For most of my life, I’ve been a morning person, arising from bed before the sun comes up.

My internal clock wakes me up at 0500, 5 a.m. It doesn’t matter is what time zone I’m in or what time I’ve gone to bed, with is normally sometime between midnight and 1 a.m.

Sleep seemed like a waste of time, a period of time not working in my chosen past time.

I used to joke that the only real purpose of a bed was a place to enjoy very pleasant times in the company of someone of the opposite sex.

As I approach age 70 later this year, my body appears unwilling to function with only about four hours of sleep or less a night.  I found myself tired more often than not in mornings and afternoons.

“You don’t get enough sleep,” my doctor said.  “You’re at full speed all the time and you can’t function with as little sleep as you get.”

“Why not?  I always have,” I replied.

“You’re not as young now,” he said.

So my doctor put me on prescription sleeping medications, not one based on opioids because as a recovering alcoholic I’m susceptible to addictive medications, but still one that quickly puts me down for at least seven hours of sleep a night.

Idiot me took the first one when going to bed at 1:30 am.
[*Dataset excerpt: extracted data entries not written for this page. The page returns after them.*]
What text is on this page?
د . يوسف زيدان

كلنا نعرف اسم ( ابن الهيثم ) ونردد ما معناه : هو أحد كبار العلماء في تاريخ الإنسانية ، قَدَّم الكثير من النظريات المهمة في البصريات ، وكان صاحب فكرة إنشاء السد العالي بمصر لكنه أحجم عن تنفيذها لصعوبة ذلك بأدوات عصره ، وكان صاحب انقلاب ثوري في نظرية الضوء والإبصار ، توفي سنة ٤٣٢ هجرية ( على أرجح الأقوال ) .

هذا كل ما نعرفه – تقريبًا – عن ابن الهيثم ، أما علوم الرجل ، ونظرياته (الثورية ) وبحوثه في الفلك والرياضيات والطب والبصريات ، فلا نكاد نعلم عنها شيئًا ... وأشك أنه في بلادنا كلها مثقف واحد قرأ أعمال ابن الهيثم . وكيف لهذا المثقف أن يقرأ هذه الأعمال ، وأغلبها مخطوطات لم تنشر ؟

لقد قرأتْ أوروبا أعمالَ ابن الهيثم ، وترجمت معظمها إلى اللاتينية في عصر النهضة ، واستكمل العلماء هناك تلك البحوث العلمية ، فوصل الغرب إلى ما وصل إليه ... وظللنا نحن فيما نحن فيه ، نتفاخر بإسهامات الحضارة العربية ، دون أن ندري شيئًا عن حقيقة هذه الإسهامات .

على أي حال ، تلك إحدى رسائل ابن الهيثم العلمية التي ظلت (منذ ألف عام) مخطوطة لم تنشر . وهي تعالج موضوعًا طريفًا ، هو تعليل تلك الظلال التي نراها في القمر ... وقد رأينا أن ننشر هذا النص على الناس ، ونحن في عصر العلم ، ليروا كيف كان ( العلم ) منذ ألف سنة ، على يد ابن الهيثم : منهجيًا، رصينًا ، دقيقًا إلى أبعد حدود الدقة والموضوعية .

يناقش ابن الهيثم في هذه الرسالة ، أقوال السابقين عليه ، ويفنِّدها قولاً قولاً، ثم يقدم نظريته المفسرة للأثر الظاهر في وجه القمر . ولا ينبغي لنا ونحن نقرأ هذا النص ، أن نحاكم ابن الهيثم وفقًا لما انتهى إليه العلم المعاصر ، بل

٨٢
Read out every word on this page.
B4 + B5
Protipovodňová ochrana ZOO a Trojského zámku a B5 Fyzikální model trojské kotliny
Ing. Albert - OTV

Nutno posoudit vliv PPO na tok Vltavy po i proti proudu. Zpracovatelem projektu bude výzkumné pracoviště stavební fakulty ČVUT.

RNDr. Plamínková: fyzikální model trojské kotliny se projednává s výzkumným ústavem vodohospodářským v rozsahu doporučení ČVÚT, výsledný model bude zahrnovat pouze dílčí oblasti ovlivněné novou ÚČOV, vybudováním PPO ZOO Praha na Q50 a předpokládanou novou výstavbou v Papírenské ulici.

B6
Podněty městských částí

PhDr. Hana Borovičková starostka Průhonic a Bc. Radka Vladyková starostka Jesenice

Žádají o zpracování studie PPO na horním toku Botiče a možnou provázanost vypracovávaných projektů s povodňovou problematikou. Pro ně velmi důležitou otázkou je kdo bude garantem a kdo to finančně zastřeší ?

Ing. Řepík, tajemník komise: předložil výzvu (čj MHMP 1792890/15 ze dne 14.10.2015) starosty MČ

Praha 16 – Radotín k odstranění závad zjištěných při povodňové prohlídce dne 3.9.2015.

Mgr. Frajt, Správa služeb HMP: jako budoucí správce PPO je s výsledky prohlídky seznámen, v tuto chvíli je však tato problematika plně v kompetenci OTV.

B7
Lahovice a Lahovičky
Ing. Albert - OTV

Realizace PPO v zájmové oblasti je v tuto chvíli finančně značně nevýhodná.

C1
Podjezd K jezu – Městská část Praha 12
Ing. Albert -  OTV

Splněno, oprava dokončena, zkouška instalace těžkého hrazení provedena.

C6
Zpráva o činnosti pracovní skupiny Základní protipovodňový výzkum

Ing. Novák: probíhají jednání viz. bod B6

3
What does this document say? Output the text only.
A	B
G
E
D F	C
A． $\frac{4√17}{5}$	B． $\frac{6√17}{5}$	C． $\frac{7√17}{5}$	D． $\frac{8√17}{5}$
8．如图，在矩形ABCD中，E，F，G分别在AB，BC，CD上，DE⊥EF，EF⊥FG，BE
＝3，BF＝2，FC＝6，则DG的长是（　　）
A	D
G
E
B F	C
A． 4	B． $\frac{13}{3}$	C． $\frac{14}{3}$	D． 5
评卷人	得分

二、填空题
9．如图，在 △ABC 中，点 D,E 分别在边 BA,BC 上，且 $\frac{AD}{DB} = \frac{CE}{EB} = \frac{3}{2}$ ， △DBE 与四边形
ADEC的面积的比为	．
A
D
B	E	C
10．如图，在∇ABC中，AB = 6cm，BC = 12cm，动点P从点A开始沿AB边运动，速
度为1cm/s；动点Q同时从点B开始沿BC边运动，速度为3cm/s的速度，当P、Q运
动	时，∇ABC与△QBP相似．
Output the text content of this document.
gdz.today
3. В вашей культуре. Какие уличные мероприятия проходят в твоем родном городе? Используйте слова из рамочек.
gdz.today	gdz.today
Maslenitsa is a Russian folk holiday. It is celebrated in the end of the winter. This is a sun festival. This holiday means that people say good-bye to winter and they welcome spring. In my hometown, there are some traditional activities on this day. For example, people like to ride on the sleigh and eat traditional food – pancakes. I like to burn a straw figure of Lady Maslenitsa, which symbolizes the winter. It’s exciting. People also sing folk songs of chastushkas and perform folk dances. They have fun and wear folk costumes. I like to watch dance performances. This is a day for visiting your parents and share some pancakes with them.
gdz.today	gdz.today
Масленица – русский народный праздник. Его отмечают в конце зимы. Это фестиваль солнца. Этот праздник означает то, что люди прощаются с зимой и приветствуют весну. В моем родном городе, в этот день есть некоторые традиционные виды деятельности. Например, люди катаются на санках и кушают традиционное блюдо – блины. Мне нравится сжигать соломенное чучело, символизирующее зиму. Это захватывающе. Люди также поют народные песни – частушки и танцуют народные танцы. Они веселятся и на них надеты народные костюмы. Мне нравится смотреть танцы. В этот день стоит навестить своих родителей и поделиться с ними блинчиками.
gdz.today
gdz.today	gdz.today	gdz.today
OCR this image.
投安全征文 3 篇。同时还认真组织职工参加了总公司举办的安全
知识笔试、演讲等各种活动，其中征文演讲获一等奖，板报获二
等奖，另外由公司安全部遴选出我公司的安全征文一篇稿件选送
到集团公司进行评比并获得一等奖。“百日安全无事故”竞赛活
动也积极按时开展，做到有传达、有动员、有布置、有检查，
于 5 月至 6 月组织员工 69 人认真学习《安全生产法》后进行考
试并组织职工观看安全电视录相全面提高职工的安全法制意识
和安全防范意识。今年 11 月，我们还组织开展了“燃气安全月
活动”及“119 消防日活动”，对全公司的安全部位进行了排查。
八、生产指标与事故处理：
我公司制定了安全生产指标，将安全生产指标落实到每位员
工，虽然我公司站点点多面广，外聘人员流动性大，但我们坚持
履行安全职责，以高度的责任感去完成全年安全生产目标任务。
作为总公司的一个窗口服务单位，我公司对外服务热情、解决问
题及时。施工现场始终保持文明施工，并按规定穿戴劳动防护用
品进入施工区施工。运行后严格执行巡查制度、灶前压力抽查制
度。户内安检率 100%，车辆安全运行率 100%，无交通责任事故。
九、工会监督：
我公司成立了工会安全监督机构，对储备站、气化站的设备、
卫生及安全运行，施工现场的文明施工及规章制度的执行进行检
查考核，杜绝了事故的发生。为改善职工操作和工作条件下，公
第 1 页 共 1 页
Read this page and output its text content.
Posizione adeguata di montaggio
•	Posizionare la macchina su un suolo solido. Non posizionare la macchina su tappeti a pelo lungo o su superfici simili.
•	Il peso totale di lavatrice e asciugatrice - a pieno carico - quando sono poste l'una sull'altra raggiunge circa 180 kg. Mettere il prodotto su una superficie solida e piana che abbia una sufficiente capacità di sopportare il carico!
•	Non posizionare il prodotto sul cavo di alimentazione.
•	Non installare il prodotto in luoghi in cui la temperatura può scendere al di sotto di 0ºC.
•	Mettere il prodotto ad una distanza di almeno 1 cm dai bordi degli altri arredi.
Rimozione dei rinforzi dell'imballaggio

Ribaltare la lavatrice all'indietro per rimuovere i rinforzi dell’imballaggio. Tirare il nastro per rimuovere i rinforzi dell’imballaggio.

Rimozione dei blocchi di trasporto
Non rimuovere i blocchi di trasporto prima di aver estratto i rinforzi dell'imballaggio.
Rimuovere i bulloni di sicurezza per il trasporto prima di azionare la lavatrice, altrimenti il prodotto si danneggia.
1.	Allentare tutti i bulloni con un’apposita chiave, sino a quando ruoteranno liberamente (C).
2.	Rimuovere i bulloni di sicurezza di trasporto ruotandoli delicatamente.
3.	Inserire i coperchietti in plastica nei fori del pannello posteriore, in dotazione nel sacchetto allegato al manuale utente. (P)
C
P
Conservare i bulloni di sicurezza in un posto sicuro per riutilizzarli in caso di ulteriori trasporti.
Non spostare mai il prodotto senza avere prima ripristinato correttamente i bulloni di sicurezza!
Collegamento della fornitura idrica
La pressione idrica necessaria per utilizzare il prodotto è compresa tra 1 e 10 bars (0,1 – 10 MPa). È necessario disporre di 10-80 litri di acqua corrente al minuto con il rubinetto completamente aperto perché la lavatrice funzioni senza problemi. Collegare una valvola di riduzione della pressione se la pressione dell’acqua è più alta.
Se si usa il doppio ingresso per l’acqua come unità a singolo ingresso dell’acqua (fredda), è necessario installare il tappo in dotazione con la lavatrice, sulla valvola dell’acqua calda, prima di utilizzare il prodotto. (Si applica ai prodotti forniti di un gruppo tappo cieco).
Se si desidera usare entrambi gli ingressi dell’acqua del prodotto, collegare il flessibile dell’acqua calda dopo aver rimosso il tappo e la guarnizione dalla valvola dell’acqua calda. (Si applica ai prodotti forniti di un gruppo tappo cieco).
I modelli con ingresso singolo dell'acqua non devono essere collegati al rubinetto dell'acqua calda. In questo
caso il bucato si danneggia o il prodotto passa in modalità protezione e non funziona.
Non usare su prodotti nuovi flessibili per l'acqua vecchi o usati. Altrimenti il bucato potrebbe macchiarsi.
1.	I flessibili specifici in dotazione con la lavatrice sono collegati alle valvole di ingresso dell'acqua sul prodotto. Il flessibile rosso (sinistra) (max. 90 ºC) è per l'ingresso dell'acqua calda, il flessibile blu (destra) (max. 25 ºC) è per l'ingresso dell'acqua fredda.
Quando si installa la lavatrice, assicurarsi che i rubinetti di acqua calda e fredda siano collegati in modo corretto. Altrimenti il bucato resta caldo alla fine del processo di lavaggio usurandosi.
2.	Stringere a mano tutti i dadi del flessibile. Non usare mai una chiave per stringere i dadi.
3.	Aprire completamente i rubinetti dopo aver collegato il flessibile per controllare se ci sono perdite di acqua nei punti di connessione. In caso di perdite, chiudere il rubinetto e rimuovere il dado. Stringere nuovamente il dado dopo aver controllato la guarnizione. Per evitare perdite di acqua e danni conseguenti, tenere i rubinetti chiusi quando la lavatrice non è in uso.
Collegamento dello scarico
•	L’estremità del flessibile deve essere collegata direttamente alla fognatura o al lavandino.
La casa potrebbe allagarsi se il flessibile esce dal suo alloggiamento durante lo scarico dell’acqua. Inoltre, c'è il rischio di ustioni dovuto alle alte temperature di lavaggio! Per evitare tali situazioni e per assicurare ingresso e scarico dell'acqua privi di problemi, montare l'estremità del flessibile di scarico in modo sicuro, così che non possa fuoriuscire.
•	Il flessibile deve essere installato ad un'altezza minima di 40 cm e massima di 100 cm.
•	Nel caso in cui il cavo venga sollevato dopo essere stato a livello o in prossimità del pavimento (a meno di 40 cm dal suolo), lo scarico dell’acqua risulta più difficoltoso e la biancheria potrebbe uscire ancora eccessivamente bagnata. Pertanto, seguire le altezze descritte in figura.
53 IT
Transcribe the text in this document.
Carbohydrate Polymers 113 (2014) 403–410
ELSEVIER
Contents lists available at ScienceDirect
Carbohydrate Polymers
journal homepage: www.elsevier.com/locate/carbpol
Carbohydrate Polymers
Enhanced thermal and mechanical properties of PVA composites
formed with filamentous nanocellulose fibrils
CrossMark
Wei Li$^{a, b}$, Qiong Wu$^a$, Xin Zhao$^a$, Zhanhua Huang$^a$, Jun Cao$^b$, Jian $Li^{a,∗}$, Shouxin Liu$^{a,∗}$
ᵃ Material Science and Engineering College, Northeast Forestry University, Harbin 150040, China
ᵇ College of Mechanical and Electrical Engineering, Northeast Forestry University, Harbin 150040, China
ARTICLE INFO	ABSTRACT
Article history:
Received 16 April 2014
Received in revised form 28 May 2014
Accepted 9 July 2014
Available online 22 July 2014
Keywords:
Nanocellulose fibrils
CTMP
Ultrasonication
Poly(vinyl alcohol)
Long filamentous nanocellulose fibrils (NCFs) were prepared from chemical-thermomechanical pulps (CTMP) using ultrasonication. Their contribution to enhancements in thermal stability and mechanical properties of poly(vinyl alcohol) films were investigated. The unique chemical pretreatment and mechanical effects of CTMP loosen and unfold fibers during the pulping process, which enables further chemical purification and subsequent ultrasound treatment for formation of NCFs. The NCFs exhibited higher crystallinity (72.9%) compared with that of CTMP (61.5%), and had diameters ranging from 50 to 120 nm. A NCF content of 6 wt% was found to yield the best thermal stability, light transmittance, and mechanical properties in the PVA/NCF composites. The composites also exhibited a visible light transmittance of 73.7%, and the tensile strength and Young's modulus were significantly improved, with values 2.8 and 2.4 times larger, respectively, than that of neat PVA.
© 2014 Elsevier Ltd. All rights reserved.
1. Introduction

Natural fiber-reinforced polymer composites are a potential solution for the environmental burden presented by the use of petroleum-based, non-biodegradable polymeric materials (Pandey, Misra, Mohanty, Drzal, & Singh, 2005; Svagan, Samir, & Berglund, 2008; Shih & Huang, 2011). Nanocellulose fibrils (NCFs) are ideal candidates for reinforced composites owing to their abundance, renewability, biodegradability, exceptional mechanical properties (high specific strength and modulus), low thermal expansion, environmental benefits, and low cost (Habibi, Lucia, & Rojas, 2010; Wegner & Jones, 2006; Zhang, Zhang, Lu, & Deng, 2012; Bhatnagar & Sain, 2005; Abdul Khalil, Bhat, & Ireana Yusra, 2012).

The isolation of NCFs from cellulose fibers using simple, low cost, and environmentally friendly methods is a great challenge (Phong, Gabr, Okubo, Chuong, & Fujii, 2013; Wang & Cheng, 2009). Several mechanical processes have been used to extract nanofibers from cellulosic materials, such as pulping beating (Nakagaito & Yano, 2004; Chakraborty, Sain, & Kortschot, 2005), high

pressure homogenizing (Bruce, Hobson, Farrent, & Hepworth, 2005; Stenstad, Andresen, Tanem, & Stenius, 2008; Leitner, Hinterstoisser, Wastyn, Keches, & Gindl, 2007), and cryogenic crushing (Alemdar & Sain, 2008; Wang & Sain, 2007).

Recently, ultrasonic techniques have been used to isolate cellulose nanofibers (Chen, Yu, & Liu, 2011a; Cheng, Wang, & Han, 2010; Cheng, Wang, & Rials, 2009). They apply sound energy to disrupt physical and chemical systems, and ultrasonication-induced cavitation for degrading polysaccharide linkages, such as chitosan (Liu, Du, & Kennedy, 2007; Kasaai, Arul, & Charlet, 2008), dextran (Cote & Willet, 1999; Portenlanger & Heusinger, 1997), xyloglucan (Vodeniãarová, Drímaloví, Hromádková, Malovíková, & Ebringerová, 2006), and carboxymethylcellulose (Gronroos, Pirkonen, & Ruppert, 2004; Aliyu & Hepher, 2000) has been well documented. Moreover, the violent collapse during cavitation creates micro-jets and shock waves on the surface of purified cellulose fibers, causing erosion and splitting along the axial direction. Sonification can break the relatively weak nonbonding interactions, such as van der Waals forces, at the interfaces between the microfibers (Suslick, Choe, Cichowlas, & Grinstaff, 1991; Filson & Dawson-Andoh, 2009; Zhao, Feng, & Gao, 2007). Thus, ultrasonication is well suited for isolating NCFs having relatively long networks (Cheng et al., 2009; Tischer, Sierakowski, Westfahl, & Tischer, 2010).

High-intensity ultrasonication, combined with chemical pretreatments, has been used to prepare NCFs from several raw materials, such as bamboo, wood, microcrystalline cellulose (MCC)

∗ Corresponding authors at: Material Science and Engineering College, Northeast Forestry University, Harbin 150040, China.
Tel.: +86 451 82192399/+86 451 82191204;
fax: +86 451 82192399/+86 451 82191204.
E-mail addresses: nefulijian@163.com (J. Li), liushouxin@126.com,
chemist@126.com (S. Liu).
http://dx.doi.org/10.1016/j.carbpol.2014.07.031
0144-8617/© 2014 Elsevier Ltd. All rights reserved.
I didn’t wake up until around 8:30 the following morning.

That meant a loss of two-and-half hours of productive work on web sites and other tasks that comes with writing and editing the news stories of the day,

So I went to bed at 10:30 the following evening.  Woke up at 5:30 a.m.  That worked.

However, getting to get by 10:30 is not possible some nights.  What I do in evenings sometimes requires working past 10 or so.  The meds, I find, are unforgiving.  Got to bed at 11 and I will sleep until 6.  Midnight means a solid sleep until 7.

However, I find getting at least seven hours of sleep helps me get through the day with more energy and less fatigue.

The old cliche of “early to bed, early to rise” turns out to be true, even in today’s medicated world.